At the disembarkation point the trucks back up two at a time for several hundred unarmed Egyptian soldiers to manually unload them into the motor rafts as armed Israeli soldiers look on. Instead of forming a “chain” which would be the most efficient and speedy method, the Egyptian soldiers each take a load on their shoulders and walk the whole wobbly way to the rafts. Their officers give orders, but do no manual work themselves. The soldiers are patently tired out even before they begin work at midday–and after some hours they are sweating freely. An Israeli soldier told me that a UN man suggested to the officers that they replace the tired men with others. But the officers assured him that Egyptian soldiers are strong and capable. Some hundred yards from the transport point I saw an Egyptian officer lying dead on the sand. Apart from him, I saw no bodies on the canal’s west bank –the Israeli army had removed them all. The ravages of war, however, are apparent everywhere with burned out tanks and vehicles dotting the landscape–just like Sinai itself.

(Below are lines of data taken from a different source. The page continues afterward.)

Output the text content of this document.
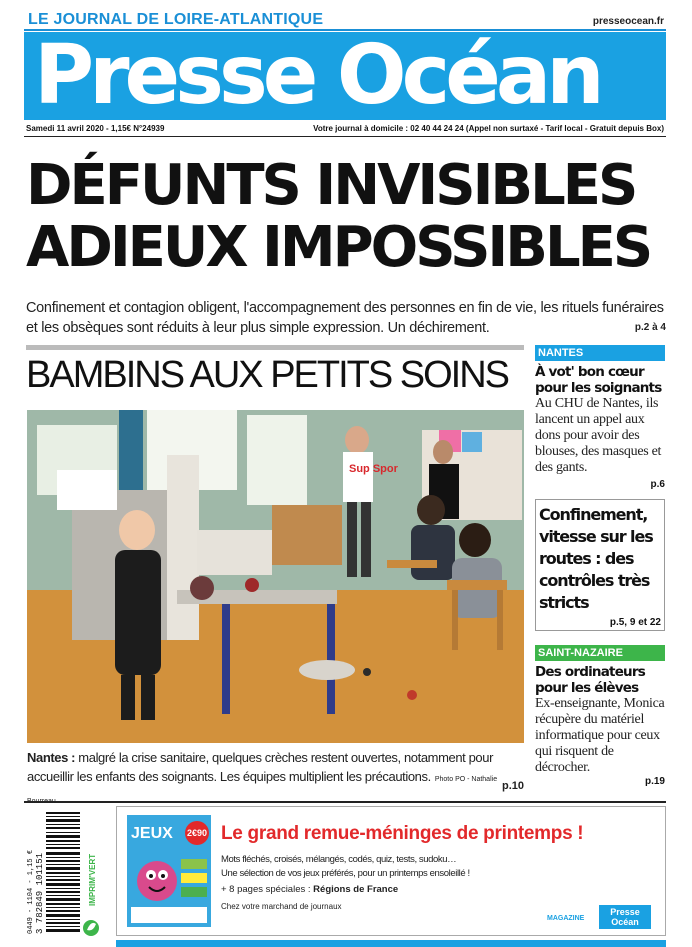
LE JOURNAL DE LOIRE-ATLANTIQUE	presseocean.fr
Presse Océan
Samedi 11 avril 2020 - 1,15€ N°24939	Votre journal à domicile : 02 40 44 24 24 (Appel non surtaxé - Tarif local - Gratuit depuis Box)
DÉFUNTS INVISIBLES
ADIEUX IMPOSSIBLES
Confinement et contagion obligent, l'accompagnement des personnes en fin de vie, les rituels funéraires et les obsèques sont réduits à leur plus simple expression. Un déchirement.	p.2 à 4
BAMBINS AUX PETITS SOINS
Sup Spor
Nantes : malgré la crise sanitaire, quelques crèches restent ouvertes, notamment pour accueillir les enfants des soignants. Les équipes multiplient les précautions. Photo PO - Nathalie
p.10
NANTES
À vot' bon cœur pour les soignants

Au CHU de Nantes, ils lancent un appel aux dons pour avoir des blouses, des masques et des gants.

p.6
Confinement, vitesse sur les routes : des contrôles très stricts
p.5, 9 et 22
SAINT-NAZAIRE
Des ordinateurs pour les élèves

Ex-enseignante, Monica récupère du matériel informatique pour ceux qui risquent de décrocher.

p.19
3 782849 101151
0449 - 1104 - 1,15 €	IMPRIM'VERT
JEUX 2€90 Le grand remue-méninges de printemps !
Mots fléchés, croisés, mélangés, codés, quiz, tests, sudoku…
Une sélection de vos jeux préférés, pour un printemps ensoleillé !
+ 8 pages spéciales : Régions de France
Chez votre marchand de journaux
MAGAZINE
Presse
Océan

The town of Suez seems to have suffered badly–though a lot of the visible damage is still from the 1968 artillery barrages. Some modern blocks of flats are badly scarred from tank fire–the results of Egyptian infantry having taken up positions in and around them. The oil refineries, in Israeli hands, seem untouched by the war. Since 1968 they had been operating at less than half their full capacity. Now they are completely silent. The cease-fire lines run through the heart of the town. An imposing white mosque with colorful domed calling is an Israeli forward position. Its fine exterior has been heavily pockmarked. Neither in the town of Suez nor in the village of Fayid to the north near the Israeli bridges did I see any Egyptian civilians. If there were any they seem to have left. But apparently there were not many even before the war. Most of the area is a succession of military camps, installations and an airfield (at Fayid) and there are few signs of normal civilian life.
The UN troops, blonde Scandinavians, are friendly and a happy bunch. They share rations with the Israeli soldiers and chat about wives and children in Tel Aviv or in Cyprus. They carry Carl-Gustav submachine guns, which the Israeli soldiers assure them is far inferior to their own Uzis or Belgian FN rifles. They drive around in British army jeeps hastily stuck in Cyprus with Swedish or Finnish insignia. In this roundabout way, the British have managed at last to get into the peace-keeping act. The UN will be receiving heavier vehicles mounting two heavy machine guns, the UN soldiers told me. Their orders: to shoot only in self-defense. They seemed powerless Thursday morning when Israeli and Egyptian guns opened up briefly near the canal bridges. The Israeli spokesman explained that the Egyptians sought to improve their positions and the Israelis succeeded–by some tank shots–in preventing this. I saw smoke clouds as shells fell and heard the booms in the distance. But by 9 a.m. it was all over, and life under the cease-fire had resumed its normal flow.